Hi everyone!
Visited a friend overnight in a beautiful little town in the Southern Highlands in NSW. This is the first time I've visited her and it gave me the opportunity to try my 10" truss dob out for only the second time in dark skies. I'm posting this in "equipment" because that's mostly what this post concerns!
Before I mention the equipment stuff, I'll just mention the dark skies thing. The moon was, of course, up last night and I don't ever recall being so anxious for that damn (gorgeous) rock to set. My friend didn't wait up - craters and moon-washed views of Orion didn't impress - but after the moon was well below the horizon, the skies began to glow for me. Amazing. Possibly darker than Bargo. If there was a light bowl from Wollongong or Campbelltown or Sydney, I couldn't see it. I sat there till almost 4am, spoilt for targets, behind this lovely house, listening to Radio National (Bush Telegraph, would you believe) on the laptop, with the horses hanging out in the property's paddock and the kelpie barking occasionally at the radio and the red light. A long way from Bondi, let me tell you. LMC and SMC suddenly emerged from the moonglow around 1.30, and the Milky Way just seemed to get brighter and brighter. Despite all the apparent targets, I kept being drawn back to the glow of Carina, and particularly the Carina nebula which, towards 3.30am, was simply spectacular at 120x. 47 Tuc is a very nice little (big) object too, that cheeky little glob.
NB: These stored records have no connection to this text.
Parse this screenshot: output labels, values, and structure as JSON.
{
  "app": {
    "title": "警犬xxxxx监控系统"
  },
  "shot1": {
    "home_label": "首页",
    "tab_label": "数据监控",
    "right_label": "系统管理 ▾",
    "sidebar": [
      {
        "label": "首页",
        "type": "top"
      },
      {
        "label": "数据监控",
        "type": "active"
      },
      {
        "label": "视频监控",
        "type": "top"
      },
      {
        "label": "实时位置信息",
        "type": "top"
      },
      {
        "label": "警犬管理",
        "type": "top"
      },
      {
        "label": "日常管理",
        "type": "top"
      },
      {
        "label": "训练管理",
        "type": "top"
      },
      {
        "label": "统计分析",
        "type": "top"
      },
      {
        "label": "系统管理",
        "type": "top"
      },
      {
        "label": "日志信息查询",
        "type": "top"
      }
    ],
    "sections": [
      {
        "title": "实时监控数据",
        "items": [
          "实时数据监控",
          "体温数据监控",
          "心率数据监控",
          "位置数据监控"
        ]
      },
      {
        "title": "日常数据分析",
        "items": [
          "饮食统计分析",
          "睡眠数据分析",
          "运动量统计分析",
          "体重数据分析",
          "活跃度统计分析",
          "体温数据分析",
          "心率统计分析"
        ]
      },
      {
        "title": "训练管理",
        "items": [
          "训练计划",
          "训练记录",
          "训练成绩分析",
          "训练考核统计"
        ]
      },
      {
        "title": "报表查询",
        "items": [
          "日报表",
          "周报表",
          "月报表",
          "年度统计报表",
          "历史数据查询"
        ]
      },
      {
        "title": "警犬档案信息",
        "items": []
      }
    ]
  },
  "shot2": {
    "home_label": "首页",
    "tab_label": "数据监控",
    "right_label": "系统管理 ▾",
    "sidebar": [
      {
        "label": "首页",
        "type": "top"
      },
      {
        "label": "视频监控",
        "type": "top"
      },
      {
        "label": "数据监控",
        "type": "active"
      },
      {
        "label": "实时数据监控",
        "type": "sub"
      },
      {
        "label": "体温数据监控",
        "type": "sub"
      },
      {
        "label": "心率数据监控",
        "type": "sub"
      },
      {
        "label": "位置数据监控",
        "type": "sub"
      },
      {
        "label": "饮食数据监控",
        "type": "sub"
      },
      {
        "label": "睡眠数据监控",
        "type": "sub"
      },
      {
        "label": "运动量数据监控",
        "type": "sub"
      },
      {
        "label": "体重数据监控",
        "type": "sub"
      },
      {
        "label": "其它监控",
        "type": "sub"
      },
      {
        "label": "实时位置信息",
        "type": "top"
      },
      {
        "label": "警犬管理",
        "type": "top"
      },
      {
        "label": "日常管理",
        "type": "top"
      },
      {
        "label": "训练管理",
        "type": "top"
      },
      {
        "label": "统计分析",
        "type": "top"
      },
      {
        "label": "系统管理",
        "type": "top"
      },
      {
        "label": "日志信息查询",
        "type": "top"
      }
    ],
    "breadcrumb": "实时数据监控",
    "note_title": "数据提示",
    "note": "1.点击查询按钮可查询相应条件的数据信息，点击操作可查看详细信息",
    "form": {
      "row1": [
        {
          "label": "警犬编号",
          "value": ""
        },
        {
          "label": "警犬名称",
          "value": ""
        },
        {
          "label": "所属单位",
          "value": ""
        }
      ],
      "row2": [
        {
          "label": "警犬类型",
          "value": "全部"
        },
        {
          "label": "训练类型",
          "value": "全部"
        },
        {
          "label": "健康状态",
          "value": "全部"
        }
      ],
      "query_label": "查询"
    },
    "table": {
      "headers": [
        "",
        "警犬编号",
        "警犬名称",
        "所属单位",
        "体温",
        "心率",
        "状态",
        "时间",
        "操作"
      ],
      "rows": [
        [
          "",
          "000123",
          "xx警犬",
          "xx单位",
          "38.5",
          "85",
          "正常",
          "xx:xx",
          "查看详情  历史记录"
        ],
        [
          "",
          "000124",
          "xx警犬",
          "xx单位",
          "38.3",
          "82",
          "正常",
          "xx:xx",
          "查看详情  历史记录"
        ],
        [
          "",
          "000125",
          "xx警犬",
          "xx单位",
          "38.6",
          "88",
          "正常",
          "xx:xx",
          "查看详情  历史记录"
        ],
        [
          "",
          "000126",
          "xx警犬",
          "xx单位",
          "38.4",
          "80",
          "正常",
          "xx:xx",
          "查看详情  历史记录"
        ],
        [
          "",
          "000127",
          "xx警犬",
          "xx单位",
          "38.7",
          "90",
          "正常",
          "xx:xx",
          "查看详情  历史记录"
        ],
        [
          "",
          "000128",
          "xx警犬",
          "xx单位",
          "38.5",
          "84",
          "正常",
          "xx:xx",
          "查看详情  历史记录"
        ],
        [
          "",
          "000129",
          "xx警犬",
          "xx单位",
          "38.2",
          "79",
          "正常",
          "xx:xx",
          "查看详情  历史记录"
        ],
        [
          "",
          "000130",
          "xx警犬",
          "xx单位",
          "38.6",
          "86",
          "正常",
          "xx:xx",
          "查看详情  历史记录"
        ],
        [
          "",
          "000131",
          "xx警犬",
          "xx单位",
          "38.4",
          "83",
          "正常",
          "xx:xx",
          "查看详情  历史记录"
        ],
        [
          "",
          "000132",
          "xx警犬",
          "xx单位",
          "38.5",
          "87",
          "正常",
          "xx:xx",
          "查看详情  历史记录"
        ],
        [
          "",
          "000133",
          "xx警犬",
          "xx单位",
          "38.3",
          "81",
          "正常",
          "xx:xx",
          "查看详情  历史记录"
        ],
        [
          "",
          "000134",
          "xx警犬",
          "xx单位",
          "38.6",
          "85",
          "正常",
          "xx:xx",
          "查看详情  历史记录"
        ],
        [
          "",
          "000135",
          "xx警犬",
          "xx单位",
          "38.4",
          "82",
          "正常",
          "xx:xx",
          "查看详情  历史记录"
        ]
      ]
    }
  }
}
Two days ago I observed M104 (Sombrero) from light-polluted Sydney skies from which I could make out the dust lane with averted vision. I thought this was very cool and looked forward to checking it out from dark skies. Well, it was nice last night too but still very faint for a Messier in dark skies (I'd have thought...) - I'm so new at this that I'd like your objective thoughts on the matter! I then searched for galaxies in Virgo for 45 mins or so, but found only one very faint thing with scant detail. Again, I would have thought that objects like M86 and M87 and all the rest of them would be easy to spot from inky black skies. (Omega Centauri, 47 Tuc and Tarantula were all nice too but surprisingly much less bright at the eyepiece than I expected for such dark skies. But perhaps you have to help me adjust my expectations of what 10 inches can do.)
And this brings me to the 10" SW truss. I've only just decided to write about my neurotic concerns about the thing since a friend came over a few days ago (one of about 5 so far who I've quietly introduced to the sky for IYA2009) and commented on how dusty the primary mirror looked when I shone a torch at it. Yes, yes, I know - probably paranoia, right? But I'm going to make you shudder when I tell you that I took a tissue to the secondary and cleared up a patch of it and it did look somewhat better. But I'm not sure whether it's dust on the primary or a sort of intrinsic graininess in the mirror. So is it a flaw in the mirror, or is it worth cleaning my primary (not with a tissue)? Perhaps graininess is an artefact of all mirrors? In other words, is it a flaw, or my paranoia, dust, or a mixture of all three?
The only other concern I have is the stickiness of the truss rods. Those of you with a skywatcher truss may be able to help me with this. I loosened the small black hex screws as well as the big silver nuts and the movement of the truss was still not smooth. Should I be concerned? A flaw or my paranoia?
I hope you can forgive my newbie neurosis. I am having a wonderful time regardless of these small challenges and am looking forward to my first eyepiece purchase!